Artwork Data

Title

Eikenbladeren

Artist

Jan Roëde, Hugo van Valkenburg

Year

1983

Material

perspex en granito/beton

Dimensions

diverse afmetingen

Artwork Location

Address

Z.H.B.Hoven, Den Haag

City district

Centrum

GPS data

52.07681977289, 4.2978454898354 View on map

Artwork Description

Text

Practical. That is certainly how you could call the oak leaves that Jan Roëde jr. and Hugo van Valkenburg devised as signposts through the then new Kortenbosch district. That there is this practical side to it has to do with the commission. Originally, this occasional duo received a request in 1979 to design moveable elements for the Kortenbosch district that was still to be built. The elements were to mark the walking route from the centre (former bathhouse Torenstraat) to the playground on Sirtemastraat. In the end, the artists decided against movable elements. Their signage is located in fixed places: in pavements and squares and on walls and facades of houses.

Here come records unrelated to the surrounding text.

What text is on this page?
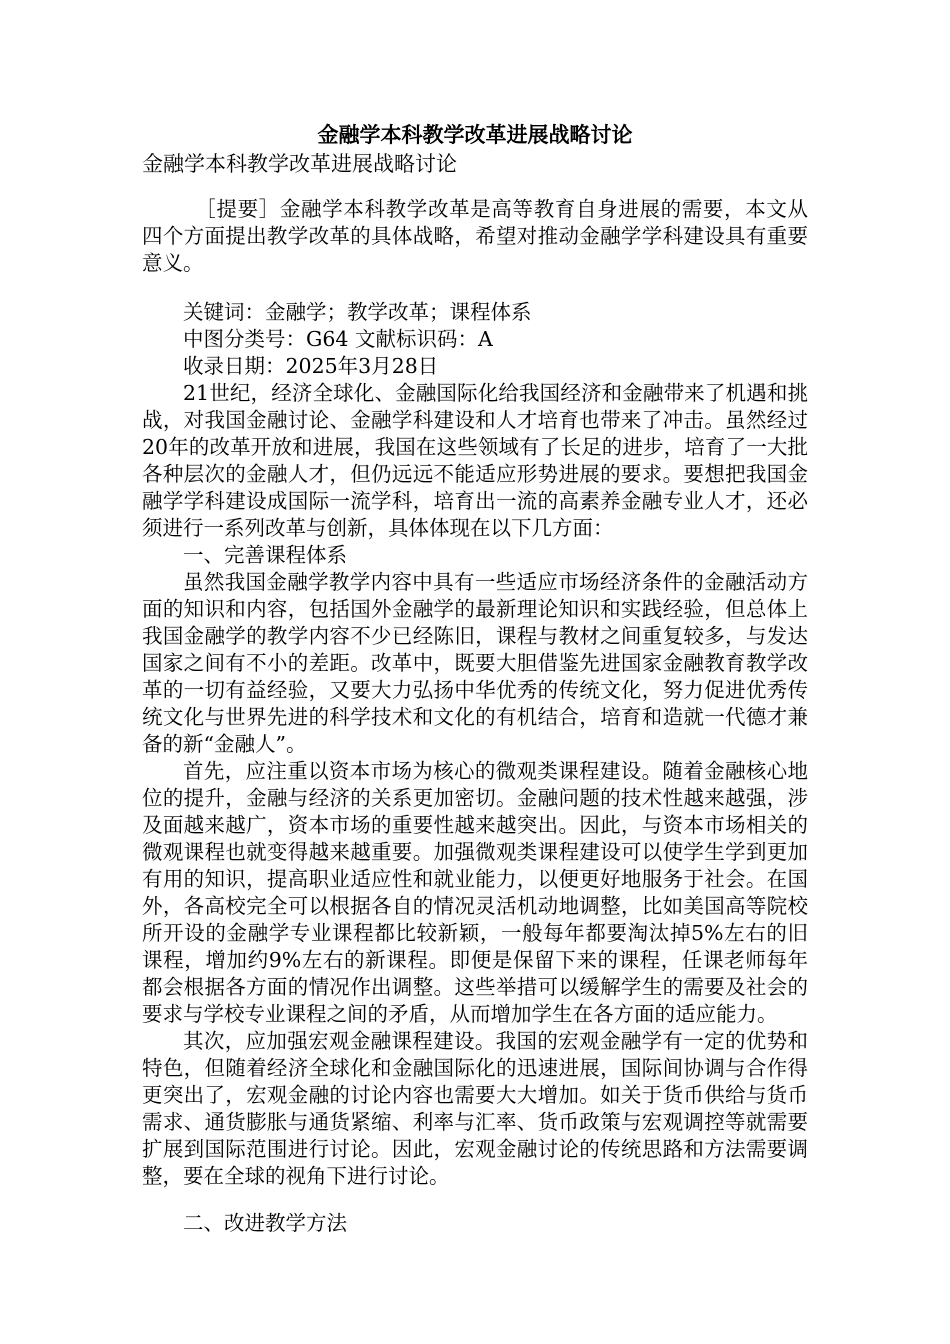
金融学本科教学改革进展战略讨论

金融学本科教学改革进展战略讨论

［提要］金融学本科教学改革是高等教育自身进展的需要，本文从四个方面提出教学改革的具体战略，希望对推动金融学学科建设具有重要意义。

关键词：金融学；教学改革；课程体系

中图分类号：G64 文献标识码：A

收录日期：2025年3月28日

21世纪，经济全球化、金融国际化给我国经济和金融带来了机遇和挑战，对我国金融讨论、金融学科建设和人才培育也带来了冲击。虽然经过20年的改革开放和进展，我国在这些领域有了长足的进步，培育了一大批各种层次的金融人才，但仍远远不能适应形势进展的要求。要想把我国金融学学科建设成国际一流学科，培育出一流的高素养金融专业人才，还必须进行一系列改革与创新，具体体现在以下几方面：

一、完善课程体系

虽然我国金融学教学内容中具有一些适应市场经济条件的金融活动方面的知识和内容，包括国外金融学的最新理论知识和实践经验，但总体上我国金融学的教学内容不少已经陈旧，课程与教材之间重复较多，与发达国家之间有不小的差距。改革中，既要大胆借鉴先进国家金融教育教学改革的一切有益经验，又要大力弘扬中华优秀的传统文化，努力促进优秀传统文化与世界先进的科学技术和文化的有机结合，培育和造就一代德才兼备的新“金融人”。

首先，应注重以资本市场为核心的微观类课程建设。随着金融核心地位的提升，金融与经济的关系更加密切。金融问题的技术性越来越强，涉及面越来越广，资本市场的重要性越来越突出。因此，与资本市场相关的微观课程也就变得越来越重要。加强微观类课程建设可以使学生学到更加有用的知识，提高职业适应性和就业能力，以便更好地服务于社会。在国外，各高校完全可以根据各自的情况灵活机动地调整，比如美国高等院校所开设的金融学专业课程都比较新颖，一般每年都要淘汰掉5%左右的旧课程，增加约9%左右的新课程。即便是保留下来的课程，任课老师每年都会根据各方面的情况作出调整。这些举措可以缓解学生的需要及社会的要求与学校专业课程之间的矛盾，从而增加学生在各方面的适应能力。

其次，应加强宏观金融课程建设。我国的宏观金融学有一定的优势和特色，但随着经济全球化和金融国际化的迅速进展，国际间协调与合作得更突出了，宏观金融的讨论内容也需要大大增加。如关于货币供给与货币需求、通货膨胀与通货紧缩、利率与汇率、货币政策与宏观调控等就需要扩展到国际范围进行讨论。因此，宏观金融讨论的传统思路和方法需要调整，要在全球的视角下进行讨论。

二、改进教学方法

That Roëde and Van Valkenburg opted for a natural form is obvious in a neighbourhood called Kortenbosch. Yet the oak leaves are not merely practical signposts. Through the material used, the artists have added something extra. It is not so much the oak leaves executed in granite that are important, but those leaves made of material that reacts to weather conditions such as humidity and temperature. After a long search, the duo found a manufacturer in the US that supplied a film with liquid crystals that changes colour under the influence of the weather. That is why some oak leaves change colour from blue to red when exposed to moisture, while others take on all the colours of the rainbow when the temperature rises or falls. Incidentally, the artists have wrapped the leaves formed with the fragile film in perspex for protection.

It was not unusual for Roëde, son of the well-known painter Jan Roëde sr. of The Hague, and Van Valkenburg to materialise something immaterial - in this case changes under the influence of the weather. Certainly Van Valkenburg did this more often in his art. He investigated, for example, how he could capture movement (three-dimensionally).